La escasez de gasolina en un país productor de crudo, en la ciudad del petróleo, es una de las mayores paradojas de Venezuela. ¿Qué ocurre? El sistema de producción dejó de ser sostenible debido a la desastrosa gestión de la petrolera estatal, PDVSA. Este es análisis de inmensa mayoría de los economistas. El seguimiento de la Asamblea Nacional, el Parlamento presidido por Juan Guaidó, indica que la capacidad de refinación está actualmente al 10%, es decir, 120.000 barriles diarios, cuando el consumo interno es de 200.000 barriles al día. A esas disfunciones se suman los apagones, que impiden bombear el combustible, y unos precios inverosímiles que no pueden sostener al sector. La gasolina es, de facto, gratuita. “No puede ser que una gandola (camión cisterna) de gasolina de 40.000 litros cueste 1,78 bolívares o 0,0002 dólares”, denunció la semana pasada el economista y diputado de Primero Justicia Ángel Alvarado. «Hay inventario de gasolina», tranquilizó el gobernador del Estado Zulia, Omar Prieto. “Ya llegó el buque para coordinar la distribución de la gasolina.

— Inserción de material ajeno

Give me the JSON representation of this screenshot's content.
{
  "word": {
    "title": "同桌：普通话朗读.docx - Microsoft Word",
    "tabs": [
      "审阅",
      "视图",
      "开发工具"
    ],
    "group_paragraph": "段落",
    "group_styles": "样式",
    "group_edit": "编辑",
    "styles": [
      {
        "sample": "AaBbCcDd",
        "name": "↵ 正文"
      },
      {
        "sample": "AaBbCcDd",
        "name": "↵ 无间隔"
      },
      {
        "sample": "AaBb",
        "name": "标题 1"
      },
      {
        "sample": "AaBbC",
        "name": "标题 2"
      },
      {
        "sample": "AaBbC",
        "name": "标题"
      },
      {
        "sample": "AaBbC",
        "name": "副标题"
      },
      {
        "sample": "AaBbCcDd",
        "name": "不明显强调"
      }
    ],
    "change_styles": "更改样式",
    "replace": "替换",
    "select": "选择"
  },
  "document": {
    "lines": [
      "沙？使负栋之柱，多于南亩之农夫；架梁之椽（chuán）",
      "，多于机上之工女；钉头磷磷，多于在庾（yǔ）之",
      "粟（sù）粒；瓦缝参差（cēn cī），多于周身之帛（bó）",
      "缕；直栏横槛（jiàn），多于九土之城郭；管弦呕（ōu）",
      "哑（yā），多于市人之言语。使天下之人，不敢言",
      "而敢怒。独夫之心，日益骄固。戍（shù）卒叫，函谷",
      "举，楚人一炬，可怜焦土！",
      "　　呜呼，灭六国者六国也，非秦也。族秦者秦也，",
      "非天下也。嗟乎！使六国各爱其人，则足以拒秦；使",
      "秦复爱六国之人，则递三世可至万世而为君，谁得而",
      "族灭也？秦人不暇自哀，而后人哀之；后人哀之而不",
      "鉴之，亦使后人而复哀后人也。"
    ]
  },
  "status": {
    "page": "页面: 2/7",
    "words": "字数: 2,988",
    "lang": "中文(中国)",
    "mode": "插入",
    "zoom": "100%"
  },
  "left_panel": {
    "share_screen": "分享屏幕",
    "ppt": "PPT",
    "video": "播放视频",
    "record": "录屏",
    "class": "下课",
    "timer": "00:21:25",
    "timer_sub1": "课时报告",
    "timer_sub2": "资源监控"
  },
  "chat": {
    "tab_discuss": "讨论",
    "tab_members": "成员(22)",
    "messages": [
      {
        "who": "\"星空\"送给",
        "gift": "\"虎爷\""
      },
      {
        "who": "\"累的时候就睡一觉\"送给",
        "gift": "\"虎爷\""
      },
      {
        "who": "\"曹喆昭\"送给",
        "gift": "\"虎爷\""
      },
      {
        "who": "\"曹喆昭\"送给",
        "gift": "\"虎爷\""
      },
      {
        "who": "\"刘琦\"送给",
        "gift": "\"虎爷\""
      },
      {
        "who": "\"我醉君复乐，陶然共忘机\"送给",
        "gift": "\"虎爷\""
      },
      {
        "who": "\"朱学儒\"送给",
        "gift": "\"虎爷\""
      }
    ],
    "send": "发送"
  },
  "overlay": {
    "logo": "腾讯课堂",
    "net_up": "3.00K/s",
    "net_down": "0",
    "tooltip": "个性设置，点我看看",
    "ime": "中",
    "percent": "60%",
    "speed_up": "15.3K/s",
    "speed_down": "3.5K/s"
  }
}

Si no hubiese gasolina, estuviesen las estaciones de servicio no distribuyendo gasolina», dijo.
Sin embargo, a las afueras de Maracaibo, camino de la frontera con Colombia, se instaló un sistema de tráfico ilegal para todos los que puedan pagar en dólares o en pesos. Los llaman pimpinelos,en referencia a las pimpinas o pequeños tanques de combustible, y se colocan a los dos lados de la carretera. ¿La policía no dice nada? “Sí lo hace, pero ahorita la vida está dura, qué vamos a hacer aquí. Los mismos policías vienen aquí a vender”, asegura uno de ellos.
Evencio González, de 67 años, controla uno de esos puestos junto a su antiguo restaurante, que tuvo que cerrar por falta de clientes. Explica que se encarga de mantener el orden en la zona y así evita las visitas de las fuerzas de seguridad. “Estamos comprando 25 litros a 20.000 soberanos. Nosotros los vendemos a 30.000”. Con una ganancia de menos de dos dólares por bidón, no deja de ser un negocio pujante, ya que González vende unos 200 litros al día. “Es el trabajo de ahorita”, asegura su nieto Orlando.